Brief History
Wellow Village | Nottinghamshire
Wellow is said to be the only village in the country with a green, as distinct from a grassed over market place. Most English villages are mentioned in the Doomsday Book (1086), but not Wellow because it did not exist then. The nearest villages were Grimston (perpetuated in Grimston Hill, less than 1m E) and Rufford to the SW. When Cistercian monks came to Rufford in 1145 they created the kind of rural seclusion they desired by buying out the villagers of Rufford. The displaced peasants planned a new fortified village for themselves - Wellow, with a bank and ditch (called George Dyke) , all round and a triangular green in the centre, now dominated by the maypole. On the S and W the defence is natural, a stream cutting its course deep in the Keuper marl, like a dumble.
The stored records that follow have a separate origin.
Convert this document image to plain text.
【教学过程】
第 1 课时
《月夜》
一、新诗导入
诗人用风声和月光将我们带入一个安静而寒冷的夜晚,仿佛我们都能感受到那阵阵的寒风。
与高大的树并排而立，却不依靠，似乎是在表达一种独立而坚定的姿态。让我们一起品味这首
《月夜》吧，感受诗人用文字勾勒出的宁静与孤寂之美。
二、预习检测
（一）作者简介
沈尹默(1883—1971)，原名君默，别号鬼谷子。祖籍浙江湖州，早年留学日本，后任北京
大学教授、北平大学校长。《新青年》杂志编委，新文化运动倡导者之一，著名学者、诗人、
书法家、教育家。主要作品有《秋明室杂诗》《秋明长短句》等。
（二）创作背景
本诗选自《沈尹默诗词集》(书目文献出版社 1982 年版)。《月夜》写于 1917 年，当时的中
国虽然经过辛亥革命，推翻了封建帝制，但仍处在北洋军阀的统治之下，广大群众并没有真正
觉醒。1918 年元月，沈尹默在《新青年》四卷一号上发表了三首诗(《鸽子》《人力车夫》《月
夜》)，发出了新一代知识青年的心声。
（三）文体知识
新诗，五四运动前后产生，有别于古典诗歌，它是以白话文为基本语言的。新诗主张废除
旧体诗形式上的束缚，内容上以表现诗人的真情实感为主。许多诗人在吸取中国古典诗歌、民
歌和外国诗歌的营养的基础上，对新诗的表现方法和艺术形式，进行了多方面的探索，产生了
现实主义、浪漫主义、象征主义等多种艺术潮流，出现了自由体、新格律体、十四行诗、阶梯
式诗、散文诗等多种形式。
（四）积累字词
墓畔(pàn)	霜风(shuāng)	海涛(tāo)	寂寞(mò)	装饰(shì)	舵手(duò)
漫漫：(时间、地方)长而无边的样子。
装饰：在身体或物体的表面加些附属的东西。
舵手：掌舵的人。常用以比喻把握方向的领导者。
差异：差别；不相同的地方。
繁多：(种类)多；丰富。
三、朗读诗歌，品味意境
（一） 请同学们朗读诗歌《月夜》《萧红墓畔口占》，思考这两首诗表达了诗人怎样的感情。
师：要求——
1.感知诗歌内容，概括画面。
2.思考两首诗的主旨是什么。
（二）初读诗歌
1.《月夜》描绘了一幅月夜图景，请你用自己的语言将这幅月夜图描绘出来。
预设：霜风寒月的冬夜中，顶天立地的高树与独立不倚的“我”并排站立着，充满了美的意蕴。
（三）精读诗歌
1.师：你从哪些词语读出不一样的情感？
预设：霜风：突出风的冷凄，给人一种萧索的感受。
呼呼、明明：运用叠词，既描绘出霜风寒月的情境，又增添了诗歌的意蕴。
You can walk some way along it at the S end of the village. The rest of the circuit is a man-made bank and ditch. It crosses the road to Newark (A616) at the E end of the village, opposite the pinfold. The green has remained intact except that the Primitive Methodists were allowed in 1847 to build their chapel on it. Houses surround the green in a pleasantly unselfconscious way. All are brick, except for one with exposed timbers, and facing the N end of the green is another, evidently timber-framed under its white rendering, for it has a jetty or overhang; Wellow Hall, on the left as you come in from Ollerton, has been restored, and its Georgian wing lies longside the road. Towards Newark there are three simple farmhouse of the kind fashionable here in Georgian times: central doorway, one window either side, three windows upstairs. chimneys at the gable end. The church, off the green to the E, is small, and was started in the12th century by the villagers themselves. The track going N from the pinfold leads to Jordan Castle Farm. It takes its name from an earthwork in the field beyond, nearly ploughed out now; archaeologists recognize it as a ring work, which must have belonged to a 13th century Jordan Foliot, lord of Grimston.